What a heartbreaking story! It made me sad, it made me cry and it made me angry. Never angry at Alice, whose life was changed forever when she was evacuated during the second world war, or at Marnie whose drug habit and desperation are what open the story. But mainly at Denise, married to Alice’s dreadful son Sonny, whose behaviour is so awful I wanted to scream at her.
Her drinking and irresponsibility result in Alice becoming Marnie’s main carer. Some of the things that Sonny and Denise do without giving a thought to Marnie make you want to cry out in horror. There is a chapter when it’s Marnie’s birthday and she is having a sleepover. Denise promises to be there but after getting drunk and going off with some man she just met, she turns up plastered and causes a scene in front of all Marnie’s friends. My heart went out to poor little Marnie.
But Marnie always has the love of her grandmother to hold on to and no-one could love her more than Alice. So what has gone wrong when we first see her shooting up and selling drugs? And who is Jimmy. her ‘boyfriend’ and dealer?
But I think what upset me most was the lack of light in the darkness, the lack of hope in the desert of despair. It just kept going from bad to worse, and I prayed that it would change for Marnie at least. Even one of the more minor characters hits rock bottom at one point after his wife dies of cancer.
Yet it’s a brilliant book, especially as it’s a debut, but I really needed a break from all the sadness every now and again.
Many thanks to @Tr4cyF3nt0n for inviting me to be part of the #CompulsiveReaders #blogtour and to NetGalley for an ARC.
A bright, hopeful and powerful novel. This book was written in an easily accessible way that was quick to read and absorb. I wish there was more backstory on Alice, and I wanted the book to go a little deeper into everything. It feels like it skimmed the surface with most of the relationships, and I also wanted to know more about Denise. But still, an enjoyable novel with clear messages of hope and love.
Susan Butterweiser’s debut begins with Alice, a British woman, who arrives in America, alone, in 1942, aged sixteen, before taking up the story of her granddaughter, Marnie, living out of her car and running drugs with her boyfriend in the 1990s.
Alice’s son grows into one of those boys who are perpetually in trouble, a violent drunk, none of which changes when he becomes a father after a one-night stand. Alice takes in Marnie’s mother after a particularly severe beating, devoting herself to raising her granddaughter who she adores and who adores her. Her grandmother’s death is a hammer blow to Marnie who loses her way, seemingly following in her father’s footsteps.

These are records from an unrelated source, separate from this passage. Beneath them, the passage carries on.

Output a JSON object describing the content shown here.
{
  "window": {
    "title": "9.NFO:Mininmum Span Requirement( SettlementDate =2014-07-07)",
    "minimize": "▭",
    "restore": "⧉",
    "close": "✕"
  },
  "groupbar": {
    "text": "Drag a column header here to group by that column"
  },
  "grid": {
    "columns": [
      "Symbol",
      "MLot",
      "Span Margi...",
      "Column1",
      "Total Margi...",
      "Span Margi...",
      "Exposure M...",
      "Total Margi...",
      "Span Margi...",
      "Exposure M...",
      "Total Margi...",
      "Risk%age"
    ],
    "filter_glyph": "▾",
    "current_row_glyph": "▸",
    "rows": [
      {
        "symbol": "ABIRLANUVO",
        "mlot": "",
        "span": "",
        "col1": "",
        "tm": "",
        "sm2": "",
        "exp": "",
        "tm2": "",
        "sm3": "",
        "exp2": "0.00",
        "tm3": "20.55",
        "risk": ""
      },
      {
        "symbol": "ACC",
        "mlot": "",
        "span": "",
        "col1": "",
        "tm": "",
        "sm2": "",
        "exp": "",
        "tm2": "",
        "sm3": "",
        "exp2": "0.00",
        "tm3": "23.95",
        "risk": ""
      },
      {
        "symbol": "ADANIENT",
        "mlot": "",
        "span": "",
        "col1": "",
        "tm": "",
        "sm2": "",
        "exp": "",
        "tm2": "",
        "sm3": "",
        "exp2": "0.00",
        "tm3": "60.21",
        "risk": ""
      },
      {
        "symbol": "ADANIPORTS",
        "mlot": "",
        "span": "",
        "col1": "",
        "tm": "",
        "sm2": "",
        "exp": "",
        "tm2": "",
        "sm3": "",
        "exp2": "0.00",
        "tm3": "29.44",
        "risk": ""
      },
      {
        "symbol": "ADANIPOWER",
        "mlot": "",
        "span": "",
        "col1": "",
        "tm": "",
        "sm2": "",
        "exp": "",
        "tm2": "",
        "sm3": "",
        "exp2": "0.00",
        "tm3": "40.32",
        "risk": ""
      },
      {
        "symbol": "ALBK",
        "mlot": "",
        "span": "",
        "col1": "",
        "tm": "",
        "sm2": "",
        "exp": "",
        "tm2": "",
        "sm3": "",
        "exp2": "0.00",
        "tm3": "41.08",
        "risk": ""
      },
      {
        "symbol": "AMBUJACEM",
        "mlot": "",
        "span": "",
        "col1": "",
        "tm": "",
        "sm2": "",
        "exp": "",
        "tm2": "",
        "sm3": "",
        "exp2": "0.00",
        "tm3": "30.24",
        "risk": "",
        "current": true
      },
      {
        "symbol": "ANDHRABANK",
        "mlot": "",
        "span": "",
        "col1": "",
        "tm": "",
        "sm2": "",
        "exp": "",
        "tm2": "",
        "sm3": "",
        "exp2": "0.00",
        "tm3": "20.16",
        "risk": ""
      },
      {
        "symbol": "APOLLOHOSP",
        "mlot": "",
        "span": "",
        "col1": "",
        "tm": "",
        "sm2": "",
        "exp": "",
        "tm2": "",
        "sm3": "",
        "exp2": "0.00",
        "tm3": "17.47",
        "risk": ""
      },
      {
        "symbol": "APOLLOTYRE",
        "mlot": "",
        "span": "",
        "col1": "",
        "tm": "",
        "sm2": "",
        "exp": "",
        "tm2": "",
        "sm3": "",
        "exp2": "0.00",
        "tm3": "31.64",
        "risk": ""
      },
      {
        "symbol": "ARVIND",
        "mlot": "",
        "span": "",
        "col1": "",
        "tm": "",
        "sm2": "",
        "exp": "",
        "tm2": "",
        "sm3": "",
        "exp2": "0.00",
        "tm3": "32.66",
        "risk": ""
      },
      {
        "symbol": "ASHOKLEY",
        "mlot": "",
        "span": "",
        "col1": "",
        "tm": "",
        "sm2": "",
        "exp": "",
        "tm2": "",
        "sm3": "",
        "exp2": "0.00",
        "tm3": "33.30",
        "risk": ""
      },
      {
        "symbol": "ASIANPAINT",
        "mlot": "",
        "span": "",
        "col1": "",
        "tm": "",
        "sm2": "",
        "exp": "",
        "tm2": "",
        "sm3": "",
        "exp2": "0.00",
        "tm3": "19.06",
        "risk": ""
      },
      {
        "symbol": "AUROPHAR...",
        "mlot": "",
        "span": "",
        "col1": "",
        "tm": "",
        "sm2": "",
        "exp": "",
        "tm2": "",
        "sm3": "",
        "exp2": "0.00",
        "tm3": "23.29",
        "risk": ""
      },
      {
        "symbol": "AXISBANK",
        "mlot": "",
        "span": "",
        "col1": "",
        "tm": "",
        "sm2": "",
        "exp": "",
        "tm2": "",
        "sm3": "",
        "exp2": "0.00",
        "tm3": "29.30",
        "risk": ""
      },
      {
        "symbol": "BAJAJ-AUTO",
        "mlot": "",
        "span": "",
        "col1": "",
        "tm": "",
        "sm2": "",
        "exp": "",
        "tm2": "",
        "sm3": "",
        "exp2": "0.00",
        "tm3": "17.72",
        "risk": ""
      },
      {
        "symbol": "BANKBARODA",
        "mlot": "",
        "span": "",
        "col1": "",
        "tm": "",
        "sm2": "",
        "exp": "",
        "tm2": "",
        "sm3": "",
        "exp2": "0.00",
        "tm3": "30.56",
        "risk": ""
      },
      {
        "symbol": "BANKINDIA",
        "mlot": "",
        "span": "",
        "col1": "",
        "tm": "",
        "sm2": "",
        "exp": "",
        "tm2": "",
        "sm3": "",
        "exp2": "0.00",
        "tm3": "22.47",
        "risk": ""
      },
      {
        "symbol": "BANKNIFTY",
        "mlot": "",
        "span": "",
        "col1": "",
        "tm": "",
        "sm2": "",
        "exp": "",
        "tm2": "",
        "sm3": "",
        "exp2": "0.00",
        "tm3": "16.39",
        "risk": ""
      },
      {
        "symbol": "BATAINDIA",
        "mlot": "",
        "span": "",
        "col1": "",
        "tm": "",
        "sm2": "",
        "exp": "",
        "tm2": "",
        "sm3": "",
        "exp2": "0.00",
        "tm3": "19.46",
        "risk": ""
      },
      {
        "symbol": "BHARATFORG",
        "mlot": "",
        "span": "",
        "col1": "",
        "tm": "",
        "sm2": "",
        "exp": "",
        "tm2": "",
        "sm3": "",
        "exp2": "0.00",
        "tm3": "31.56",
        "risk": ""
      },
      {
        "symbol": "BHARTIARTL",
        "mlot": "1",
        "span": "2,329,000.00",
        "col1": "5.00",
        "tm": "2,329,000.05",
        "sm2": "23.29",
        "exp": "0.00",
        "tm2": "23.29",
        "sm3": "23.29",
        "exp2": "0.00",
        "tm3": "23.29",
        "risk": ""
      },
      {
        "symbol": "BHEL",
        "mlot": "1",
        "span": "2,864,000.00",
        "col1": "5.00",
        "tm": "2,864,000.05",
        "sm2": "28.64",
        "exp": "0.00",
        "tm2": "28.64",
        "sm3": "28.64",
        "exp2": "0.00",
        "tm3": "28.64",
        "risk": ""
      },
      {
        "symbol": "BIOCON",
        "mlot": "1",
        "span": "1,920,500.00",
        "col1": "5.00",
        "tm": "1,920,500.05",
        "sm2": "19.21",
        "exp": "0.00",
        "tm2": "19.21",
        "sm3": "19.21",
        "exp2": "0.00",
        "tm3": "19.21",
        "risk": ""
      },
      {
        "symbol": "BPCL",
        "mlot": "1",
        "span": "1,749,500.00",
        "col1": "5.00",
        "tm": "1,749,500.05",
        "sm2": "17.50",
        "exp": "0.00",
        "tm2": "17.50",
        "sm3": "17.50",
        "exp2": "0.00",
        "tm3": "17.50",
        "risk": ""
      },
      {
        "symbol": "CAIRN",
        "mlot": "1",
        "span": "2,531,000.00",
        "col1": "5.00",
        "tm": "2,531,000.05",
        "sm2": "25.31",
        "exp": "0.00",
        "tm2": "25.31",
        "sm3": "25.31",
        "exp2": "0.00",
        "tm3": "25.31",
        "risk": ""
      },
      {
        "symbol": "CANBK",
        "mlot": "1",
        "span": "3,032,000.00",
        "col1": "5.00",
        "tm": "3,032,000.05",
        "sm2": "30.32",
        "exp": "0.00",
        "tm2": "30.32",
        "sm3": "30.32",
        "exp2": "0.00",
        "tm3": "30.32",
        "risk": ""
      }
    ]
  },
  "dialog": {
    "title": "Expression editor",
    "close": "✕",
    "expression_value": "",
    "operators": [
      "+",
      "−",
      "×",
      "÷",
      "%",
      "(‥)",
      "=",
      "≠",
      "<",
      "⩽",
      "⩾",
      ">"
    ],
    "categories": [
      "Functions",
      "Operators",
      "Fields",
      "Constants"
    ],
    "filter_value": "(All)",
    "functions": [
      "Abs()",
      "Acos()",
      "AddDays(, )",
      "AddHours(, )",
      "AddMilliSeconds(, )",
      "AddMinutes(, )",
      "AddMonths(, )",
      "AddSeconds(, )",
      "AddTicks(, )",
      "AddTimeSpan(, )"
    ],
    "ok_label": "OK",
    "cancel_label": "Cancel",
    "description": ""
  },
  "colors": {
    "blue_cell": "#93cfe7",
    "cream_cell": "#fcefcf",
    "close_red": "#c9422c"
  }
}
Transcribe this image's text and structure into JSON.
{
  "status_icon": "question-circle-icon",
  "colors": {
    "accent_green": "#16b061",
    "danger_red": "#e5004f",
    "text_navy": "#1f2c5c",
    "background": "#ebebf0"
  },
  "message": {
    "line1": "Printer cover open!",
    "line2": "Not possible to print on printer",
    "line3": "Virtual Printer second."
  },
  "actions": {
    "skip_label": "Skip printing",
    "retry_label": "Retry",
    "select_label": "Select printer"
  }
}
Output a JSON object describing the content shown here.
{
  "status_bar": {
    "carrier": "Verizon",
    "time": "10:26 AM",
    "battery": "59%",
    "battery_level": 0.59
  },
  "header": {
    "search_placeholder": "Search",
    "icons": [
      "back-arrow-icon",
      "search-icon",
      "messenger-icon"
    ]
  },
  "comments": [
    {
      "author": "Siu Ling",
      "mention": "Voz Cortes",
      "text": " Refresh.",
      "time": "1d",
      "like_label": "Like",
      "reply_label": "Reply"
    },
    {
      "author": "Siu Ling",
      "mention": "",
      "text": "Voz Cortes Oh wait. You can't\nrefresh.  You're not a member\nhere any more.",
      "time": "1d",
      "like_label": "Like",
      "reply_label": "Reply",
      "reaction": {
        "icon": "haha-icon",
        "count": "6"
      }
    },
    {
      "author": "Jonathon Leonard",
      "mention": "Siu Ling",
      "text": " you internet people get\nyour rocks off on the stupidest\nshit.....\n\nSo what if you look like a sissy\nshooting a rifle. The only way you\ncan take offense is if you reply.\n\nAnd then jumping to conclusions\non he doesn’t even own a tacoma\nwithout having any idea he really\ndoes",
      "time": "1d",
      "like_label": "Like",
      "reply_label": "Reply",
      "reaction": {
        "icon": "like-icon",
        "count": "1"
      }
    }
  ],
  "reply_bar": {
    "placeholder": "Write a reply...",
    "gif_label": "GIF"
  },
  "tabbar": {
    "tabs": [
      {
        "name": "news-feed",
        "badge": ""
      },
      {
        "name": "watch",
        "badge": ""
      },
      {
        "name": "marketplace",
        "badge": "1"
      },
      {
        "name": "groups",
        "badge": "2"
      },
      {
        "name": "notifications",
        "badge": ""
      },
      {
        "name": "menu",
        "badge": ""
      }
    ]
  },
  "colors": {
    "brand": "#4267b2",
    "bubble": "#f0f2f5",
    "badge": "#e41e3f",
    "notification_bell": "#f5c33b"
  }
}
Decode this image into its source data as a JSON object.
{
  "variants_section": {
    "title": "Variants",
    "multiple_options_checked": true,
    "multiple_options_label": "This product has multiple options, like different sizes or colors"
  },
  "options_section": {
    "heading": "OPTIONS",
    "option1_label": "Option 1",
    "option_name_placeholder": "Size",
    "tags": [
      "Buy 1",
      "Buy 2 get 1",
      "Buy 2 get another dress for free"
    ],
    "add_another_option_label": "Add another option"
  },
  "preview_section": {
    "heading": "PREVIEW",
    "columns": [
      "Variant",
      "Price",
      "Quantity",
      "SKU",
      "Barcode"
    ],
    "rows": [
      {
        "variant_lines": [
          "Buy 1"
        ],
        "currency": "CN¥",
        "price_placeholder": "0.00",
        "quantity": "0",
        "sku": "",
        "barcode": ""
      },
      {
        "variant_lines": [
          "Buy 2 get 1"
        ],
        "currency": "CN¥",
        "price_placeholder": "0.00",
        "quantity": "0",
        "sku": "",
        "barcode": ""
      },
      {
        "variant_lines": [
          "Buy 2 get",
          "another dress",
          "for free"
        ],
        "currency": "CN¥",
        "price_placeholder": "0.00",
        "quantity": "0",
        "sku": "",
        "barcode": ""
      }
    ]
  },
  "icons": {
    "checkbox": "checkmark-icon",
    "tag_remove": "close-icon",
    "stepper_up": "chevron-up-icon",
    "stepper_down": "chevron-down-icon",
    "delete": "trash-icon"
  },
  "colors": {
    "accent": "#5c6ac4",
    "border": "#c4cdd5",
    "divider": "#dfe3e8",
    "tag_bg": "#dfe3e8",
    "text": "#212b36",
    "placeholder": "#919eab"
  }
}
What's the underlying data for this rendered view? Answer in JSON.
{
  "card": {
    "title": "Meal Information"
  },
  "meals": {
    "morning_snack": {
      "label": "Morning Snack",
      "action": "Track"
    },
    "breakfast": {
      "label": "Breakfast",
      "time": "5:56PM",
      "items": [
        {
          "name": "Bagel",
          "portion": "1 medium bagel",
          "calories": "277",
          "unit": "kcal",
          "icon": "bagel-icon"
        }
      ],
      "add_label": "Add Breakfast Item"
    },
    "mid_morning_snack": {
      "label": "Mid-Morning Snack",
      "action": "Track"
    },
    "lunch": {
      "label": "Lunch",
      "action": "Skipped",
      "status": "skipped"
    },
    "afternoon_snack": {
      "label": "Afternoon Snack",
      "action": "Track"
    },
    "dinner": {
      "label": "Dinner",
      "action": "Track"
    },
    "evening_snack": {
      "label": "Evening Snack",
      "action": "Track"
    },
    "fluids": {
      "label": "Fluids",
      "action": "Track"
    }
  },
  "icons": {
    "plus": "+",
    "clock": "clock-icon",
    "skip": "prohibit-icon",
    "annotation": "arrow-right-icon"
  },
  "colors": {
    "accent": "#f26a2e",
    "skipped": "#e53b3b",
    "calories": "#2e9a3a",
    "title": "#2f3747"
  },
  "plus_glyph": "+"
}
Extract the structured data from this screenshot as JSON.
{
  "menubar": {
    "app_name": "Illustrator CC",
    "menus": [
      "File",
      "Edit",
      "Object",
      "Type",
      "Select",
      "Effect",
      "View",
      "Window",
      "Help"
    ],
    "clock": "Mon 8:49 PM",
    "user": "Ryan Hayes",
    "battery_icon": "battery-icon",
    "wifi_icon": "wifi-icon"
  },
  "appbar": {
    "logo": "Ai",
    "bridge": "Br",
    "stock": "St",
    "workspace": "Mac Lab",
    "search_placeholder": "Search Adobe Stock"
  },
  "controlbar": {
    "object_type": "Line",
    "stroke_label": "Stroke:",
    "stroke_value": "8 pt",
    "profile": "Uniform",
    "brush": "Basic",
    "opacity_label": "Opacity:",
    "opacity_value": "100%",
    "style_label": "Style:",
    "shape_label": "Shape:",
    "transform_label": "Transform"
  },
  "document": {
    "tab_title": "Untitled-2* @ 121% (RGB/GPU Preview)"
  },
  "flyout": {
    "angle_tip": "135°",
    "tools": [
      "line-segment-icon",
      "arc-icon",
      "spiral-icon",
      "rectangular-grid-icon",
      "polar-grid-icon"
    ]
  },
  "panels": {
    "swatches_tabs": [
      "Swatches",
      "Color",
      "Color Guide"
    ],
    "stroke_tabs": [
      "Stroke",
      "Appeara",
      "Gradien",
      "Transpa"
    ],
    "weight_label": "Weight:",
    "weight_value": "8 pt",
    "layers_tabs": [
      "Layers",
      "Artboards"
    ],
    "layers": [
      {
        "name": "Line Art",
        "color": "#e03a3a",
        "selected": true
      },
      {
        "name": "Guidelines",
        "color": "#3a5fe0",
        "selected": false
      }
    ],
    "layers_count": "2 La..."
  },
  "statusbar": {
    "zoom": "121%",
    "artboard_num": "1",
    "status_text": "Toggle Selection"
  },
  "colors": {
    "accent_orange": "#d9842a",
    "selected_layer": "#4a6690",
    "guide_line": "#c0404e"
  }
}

Butterweiser’s novel tells Alice and Marnie’s stories through several timelines beginning in 1940, flitting back and forth, a style which felt uncomfortably disjointed to begin with. The narrative settles down into a series of vivid yearly episodes unfolding Marnie’s life and the difficulties posed by her chaotic parents. Alice and Marnie are both engaging characters, the bond between them touchingly depicted. Alice does her best to provide Marnie with the security a young child needs, conscious of her own struggles as a lone parent. I enjoyed Butterwieser’s novel, unjudgmental in its portrayal of parental dysfunction while quietly underlining the importance of family and stability.